No programa de voluntariado da Fifa, 2.750 pessoas acima de 60 anos se inscreveram, mas a entidade não divulgou quantas nessa faixa etária foram recrutadas para trabalhar efetivamente na Copa. Sabe-se apenas que 15 mil foram selecionadas pela entidade.
Tarefas divididas
Ao contrário dos voluntários selecionados pela Fifa – que atenderão as arenas, os centros de treinamento de seleções e os campos oficiais –, os escolhidos pelo Ministério do Esporte atuarão em pontos de mobilidade (estações de metrô e ônibus), aeroportos, eventos de exibição pública, áreas de fluxo (shoppings e pontos turísticos), entorno dos estádios e centros de mídia.
Tudo bem definido: enquanto aqueles sob a responsabilidade do Comitê Organizador Local (COL) atendem os jogadores e a “família Fifa”, os voluntários escalados pelo ministro Aldo Rebelo darão suporte aos torcedores, à imprensa, aos turistas e ao público em geral.

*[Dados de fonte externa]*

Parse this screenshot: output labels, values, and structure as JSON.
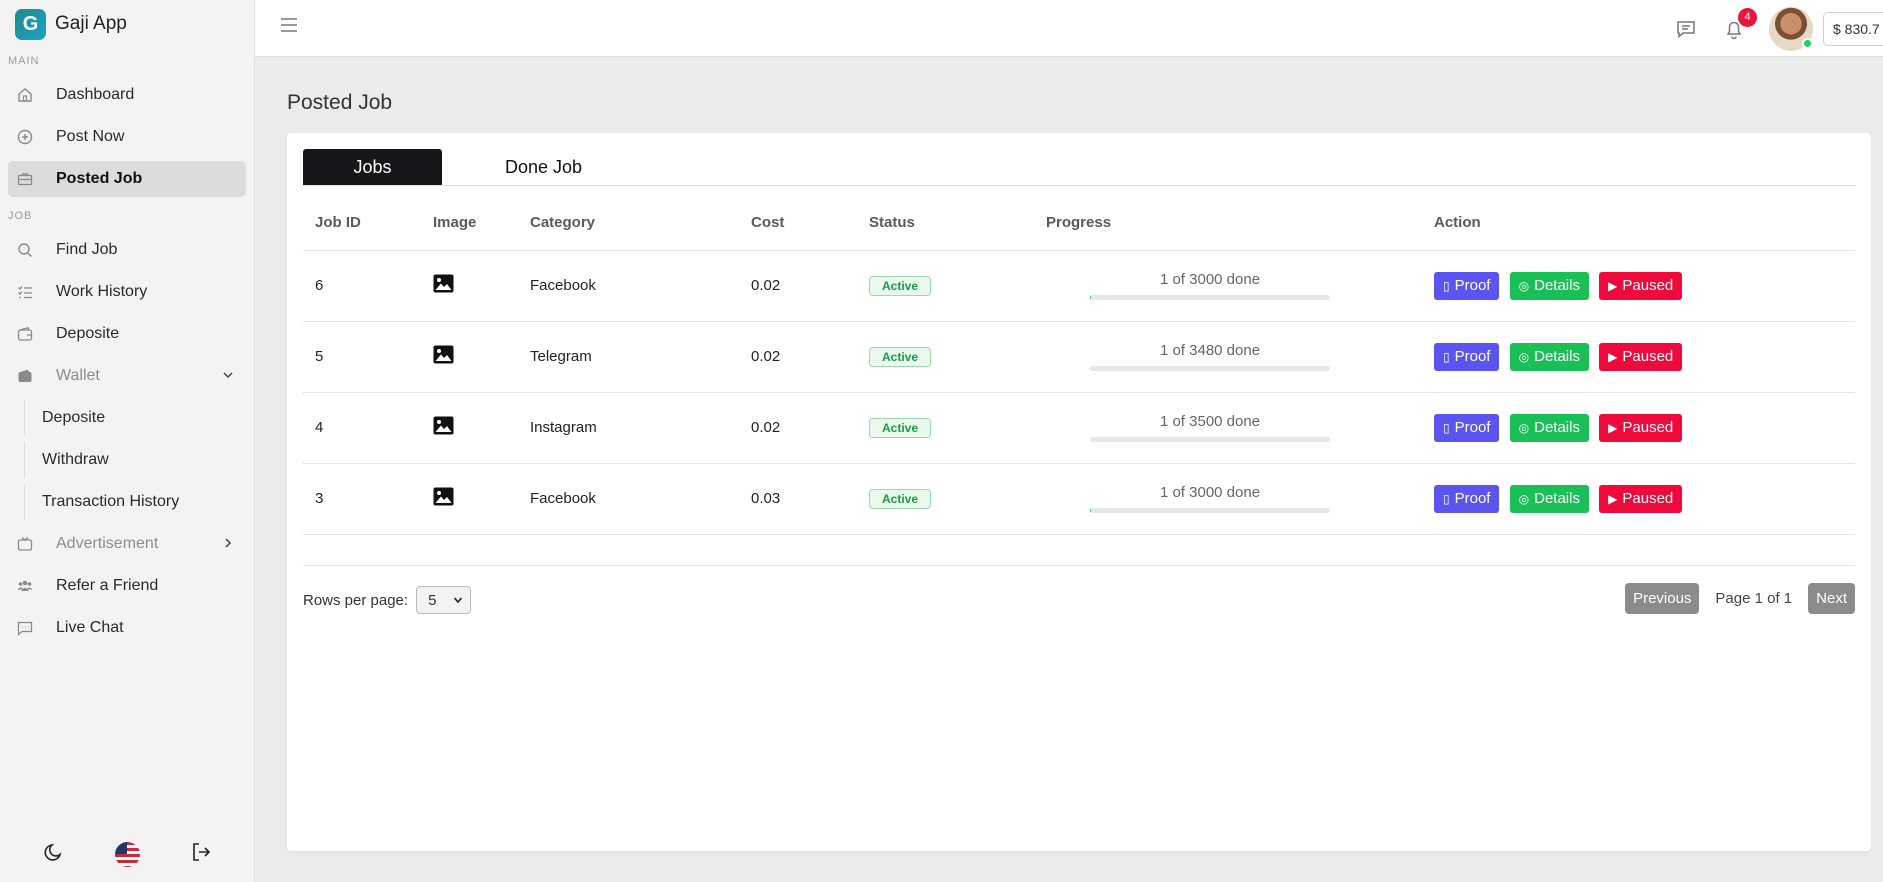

Até o fechamento desta reportagem, o Ministério do Esporte não respondeu em que cidades nem quais funções os 297 idosos selecionados pelo Programa Brasil Voluntário exercerão durante o Mundial.
De acordo com o site Contas Abertas, apesar de a Fifa ter conseguido o recorde de 152 mil inscritos como voluntários, o governo federal deve gastar R$ 30 milhões com o seu programa de voluntariado em 2014. “O valor corresponde à dotação atual do plano de implementação do programa de voluntariado da Copa do Mundo Fifa 2014, coordenada pelo ME”.
Risco maior
Por se tratar da terceira idade, o cuidado com a segurança e o bem-estar desse grupo em particular deve ser redobrado. Especialmente quando há expectativa de protestos violentos nas ruas. Como os voluntários do governo são esperados para atuar em locais públicos e abertos, é de se esperar que os idosos possam ficar mais desprotegidos do que os voluntários do COL/Fifa.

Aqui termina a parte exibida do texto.